In order to increase the count for a given key, you expand the key into your probe sequence, find the minimum counter across all of the probed locations, and then increment all of the values equal to that minimum value. One generally uses saturating addition to avoid overflow. If you want to support removing items, you actually increment the values at all of the probe locations, at a cost of increasing the expected deviation from correct counts.

To read the count for a given key, you generate your probe sequence and return the minimum of the values stored at the probed locations.

Note that a regular Bloom filter is just a counting Bloom filter using 1-bit counters.

In this case, I presume one would generate a counting bloom filter and then either store logarithm or quantile of the count, since there isn't a common use case for distinguishing between 4,096 and 4,095 occurrences of a given password.

jgrahamc · on Feb 27, 2018

I don't understand why everyone's obsessed with using a Bloom Filter for this. The median response size on the API is 12.2KB with 305 entries. A Bloom Filter with 305 entries and a 0.000001 false positive rate would be about 1KB. It seems to me you're introducing a lot of complexity (Bloom Filter vs. simple string match) and possibility of false positives to save 11KB.

ericfrederich · on Feb 27, 2018

A bloom filter can be pushed to clients. Everything is static and could be served from a CDN. If there is a hit you could then do a secondary request to perform an actual lookup. For passwords which have not been pwned there'd be a 100% savings on CPU.

jgrahamc · on Feb 27, 2018

True, although there's an interesting side effect. With the false positive rate tuned low any call to the actual API would likely be saying "My password is one of the ones you already know about" with quite high probability.

KMag · on Feb 27, 2018

Presumably the use case is to reject either common or compromised passwords, and they'd like to eliminate a point of failure by not depending upon Troy's service being up / maintained forever.

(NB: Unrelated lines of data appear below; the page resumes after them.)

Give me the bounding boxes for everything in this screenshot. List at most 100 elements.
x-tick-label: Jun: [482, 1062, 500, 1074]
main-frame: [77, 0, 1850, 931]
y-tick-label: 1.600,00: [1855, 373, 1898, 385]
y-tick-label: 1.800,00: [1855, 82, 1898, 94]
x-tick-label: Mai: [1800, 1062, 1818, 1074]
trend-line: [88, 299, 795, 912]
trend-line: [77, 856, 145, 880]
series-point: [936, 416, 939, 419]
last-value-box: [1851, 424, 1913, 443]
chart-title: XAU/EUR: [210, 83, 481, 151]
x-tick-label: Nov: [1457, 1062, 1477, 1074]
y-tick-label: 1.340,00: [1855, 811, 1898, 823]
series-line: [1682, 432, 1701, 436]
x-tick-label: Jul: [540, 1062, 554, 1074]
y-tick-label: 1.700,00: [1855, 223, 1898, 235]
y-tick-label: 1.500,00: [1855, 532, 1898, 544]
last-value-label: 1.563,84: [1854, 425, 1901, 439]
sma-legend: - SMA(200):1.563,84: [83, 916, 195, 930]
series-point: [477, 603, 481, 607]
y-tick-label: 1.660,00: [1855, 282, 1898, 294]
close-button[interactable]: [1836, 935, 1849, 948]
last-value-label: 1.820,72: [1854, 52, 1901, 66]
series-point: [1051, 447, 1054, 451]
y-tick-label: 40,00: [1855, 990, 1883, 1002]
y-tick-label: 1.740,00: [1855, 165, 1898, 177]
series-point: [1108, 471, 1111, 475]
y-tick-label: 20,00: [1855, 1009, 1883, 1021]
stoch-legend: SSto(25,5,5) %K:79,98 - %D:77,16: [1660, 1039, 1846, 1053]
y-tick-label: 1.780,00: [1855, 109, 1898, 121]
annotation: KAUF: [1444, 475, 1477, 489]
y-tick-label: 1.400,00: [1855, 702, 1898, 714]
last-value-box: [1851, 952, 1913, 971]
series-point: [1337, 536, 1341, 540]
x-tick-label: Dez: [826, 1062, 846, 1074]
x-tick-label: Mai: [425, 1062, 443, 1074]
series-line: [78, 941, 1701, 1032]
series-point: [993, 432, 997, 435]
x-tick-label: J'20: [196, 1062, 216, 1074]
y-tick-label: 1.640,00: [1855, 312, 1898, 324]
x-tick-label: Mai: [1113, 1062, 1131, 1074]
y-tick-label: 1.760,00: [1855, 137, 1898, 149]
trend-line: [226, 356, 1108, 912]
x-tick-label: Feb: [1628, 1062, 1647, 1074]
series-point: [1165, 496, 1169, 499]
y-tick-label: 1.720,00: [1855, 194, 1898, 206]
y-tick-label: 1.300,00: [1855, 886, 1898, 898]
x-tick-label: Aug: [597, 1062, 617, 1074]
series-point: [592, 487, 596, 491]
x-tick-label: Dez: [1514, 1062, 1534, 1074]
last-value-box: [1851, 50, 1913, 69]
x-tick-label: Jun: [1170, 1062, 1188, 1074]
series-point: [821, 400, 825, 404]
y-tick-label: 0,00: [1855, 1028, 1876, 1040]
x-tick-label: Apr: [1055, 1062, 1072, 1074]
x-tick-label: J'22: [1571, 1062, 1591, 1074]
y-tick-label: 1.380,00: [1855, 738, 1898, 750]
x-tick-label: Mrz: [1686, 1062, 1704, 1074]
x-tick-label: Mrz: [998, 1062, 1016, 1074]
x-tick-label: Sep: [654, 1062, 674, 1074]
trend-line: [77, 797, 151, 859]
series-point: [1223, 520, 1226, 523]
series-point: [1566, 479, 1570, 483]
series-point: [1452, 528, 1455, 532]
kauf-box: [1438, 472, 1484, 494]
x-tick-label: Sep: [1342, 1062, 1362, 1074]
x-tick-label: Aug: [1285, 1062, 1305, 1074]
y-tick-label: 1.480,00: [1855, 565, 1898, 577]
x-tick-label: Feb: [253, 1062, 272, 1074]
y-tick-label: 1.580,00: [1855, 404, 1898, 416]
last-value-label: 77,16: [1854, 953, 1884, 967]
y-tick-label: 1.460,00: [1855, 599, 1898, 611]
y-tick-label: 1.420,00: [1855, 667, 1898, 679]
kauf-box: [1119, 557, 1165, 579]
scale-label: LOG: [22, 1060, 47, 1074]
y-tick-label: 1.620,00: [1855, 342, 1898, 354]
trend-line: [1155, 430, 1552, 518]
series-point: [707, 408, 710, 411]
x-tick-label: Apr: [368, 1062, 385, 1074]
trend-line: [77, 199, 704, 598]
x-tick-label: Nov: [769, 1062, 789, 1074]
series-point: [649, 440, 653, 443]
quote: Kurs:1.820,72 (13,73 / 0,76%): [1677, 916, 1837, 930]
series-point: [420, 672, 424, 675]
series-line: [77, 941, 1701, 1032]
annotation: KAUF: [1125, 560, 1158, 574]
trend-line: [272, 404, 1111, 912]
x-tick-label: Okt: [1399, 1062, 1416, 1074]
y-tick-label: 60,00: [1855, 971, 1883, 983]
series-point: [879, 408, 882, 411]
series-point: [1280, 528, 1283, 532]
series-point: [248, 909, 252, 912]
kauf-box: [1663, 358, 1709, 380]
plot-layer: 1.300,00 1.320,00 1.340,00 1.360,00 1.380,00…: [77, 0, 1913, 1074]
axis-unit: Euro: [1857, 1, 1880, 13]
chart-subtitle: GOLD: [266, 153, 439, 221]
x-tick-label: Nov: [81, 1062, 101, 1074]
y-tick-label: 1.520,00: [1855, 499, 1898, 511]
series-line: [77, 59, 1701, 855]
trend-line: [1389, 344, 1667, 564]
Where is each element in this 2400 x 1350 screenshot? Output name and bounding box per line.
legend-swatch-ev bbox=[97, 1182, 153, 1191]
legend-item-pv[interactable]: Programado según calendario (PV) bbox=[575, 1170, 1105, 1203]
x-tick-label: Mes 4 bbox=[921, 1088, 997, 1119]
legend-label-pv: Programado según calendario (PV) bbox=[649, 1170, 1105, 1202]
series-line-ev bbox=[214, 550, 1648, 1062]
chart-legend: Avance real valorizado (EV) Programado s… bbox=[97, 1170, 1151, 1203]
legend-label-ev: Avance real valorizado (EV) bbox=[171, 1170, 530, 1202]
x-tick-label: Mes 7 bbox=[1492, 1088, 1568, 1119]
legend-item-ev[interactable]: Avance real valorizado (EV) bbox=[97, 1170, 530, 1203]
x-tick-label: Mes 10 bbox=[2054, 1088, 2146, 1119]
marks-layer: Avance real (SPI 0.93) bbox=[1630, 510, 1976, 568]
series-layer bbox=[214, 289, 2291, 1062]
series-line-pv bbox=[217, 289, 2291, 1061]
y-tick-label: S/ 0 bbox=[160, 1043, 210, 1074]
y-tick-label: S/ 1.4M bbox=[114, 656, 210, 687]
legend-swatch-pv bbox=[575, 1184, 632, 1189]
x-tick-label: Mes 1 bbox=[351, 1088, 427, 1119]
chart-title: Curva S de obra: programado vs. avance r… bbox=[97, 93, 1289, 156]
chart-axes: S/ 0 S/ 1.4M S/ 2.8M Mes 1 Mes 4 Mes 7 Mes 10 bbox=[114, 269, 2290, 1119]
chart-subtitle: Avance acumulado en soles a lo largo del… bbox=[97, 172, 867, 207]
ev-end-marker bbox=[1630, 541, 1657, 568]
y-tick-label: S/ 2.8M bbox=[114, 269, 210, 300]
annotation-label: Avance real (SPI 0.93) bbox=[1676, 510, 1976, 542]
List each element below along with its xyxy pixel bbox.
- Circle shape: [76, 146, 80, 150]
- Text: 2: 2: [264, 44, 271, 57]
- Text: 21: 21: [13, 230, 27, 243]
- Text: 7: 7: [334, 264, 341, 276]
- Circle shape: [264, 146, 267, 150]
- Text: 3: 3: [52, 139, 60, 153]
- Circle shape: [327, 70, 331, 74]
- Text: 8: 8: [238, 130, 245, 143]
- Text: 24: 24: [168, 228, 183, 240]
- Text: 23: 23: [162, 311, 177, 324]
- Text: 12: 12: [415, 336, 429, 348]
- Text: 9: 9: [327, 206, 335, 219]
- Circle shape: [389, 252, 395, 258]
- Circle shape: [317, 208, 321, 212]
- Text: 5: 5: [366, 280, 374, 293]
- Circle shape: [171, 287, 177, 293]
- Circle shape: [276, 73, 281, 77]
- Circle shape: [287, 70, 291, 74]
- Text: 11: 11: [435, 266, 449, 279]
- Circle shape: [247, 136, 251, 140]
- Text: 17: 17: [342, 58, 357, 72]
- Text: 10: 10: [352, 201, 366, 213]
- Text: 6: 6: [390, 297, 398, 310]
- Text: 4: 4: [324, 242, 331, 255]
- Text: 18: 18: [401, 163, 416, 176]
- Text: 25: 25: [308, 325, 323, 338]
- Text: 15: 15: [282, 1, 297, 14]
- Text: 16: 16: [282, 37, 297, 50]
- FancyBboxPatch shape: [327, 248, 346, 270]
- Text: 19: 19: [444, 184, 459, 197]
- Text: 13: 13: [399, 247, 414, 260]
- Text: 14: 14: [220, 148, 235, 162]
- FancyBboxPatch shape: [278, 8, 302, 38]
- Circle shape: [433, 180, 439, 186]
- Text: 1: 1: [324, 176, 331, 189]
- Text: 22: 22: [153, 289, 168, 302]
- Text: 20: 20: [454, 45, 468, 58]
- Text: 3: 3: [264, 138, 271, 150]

Also, a Bloom filter has a smaller page cache footprint and disk space usage than using a precise set.

thomasj · on Feb 28, 2018

I've experimented with using a bloom filter for this dataset: https://github.com/jthomas/serverless-pwned-passwords

pbnjay · on Feb 27, 2018

You'd have to either send the password, or something very easily derived from the password for this to work. Or have every client download the bloom filter data which is quite a lot of bandwidth by comparison.

zcam · on Feb 27, 2018

what?

Just send a hash from the client and have the bloom filter built offline with the sames hashes, no big deal. You'd never ask clients to download it.

pbnjay · on Feb 28, 2018

What? Your approach would be highly susceptible to a rainbow table-like attack AND not allow for k-Anonymity.

_wldu · on Feb 27, 2018

I think so. Just set the bits and test them as needed.

bpicolo · on Feb 27, 2018

Wouldn't be useful for the range queries, all possible prefixes return data

zcam · on Feb 27, 2018

True, I didn't see they allow to query on ranges. I guess you might be able build something on a BloomFilter Trie for that, but that might be pushing it.

But for one of the calls (checking a whole password against what's stored), which probably accounts for most of the usage of the API, a bloom filter seems like a perfect fit.

bpicolo · on Feb 27, 2018

Doesn't seem particularly necessary though yeah? Bloom filters are super useful when the cost of doing the computation for the actual lookup is high, but in this case it's a single key-value lookup. That's about as cheap as an operation can possibly get.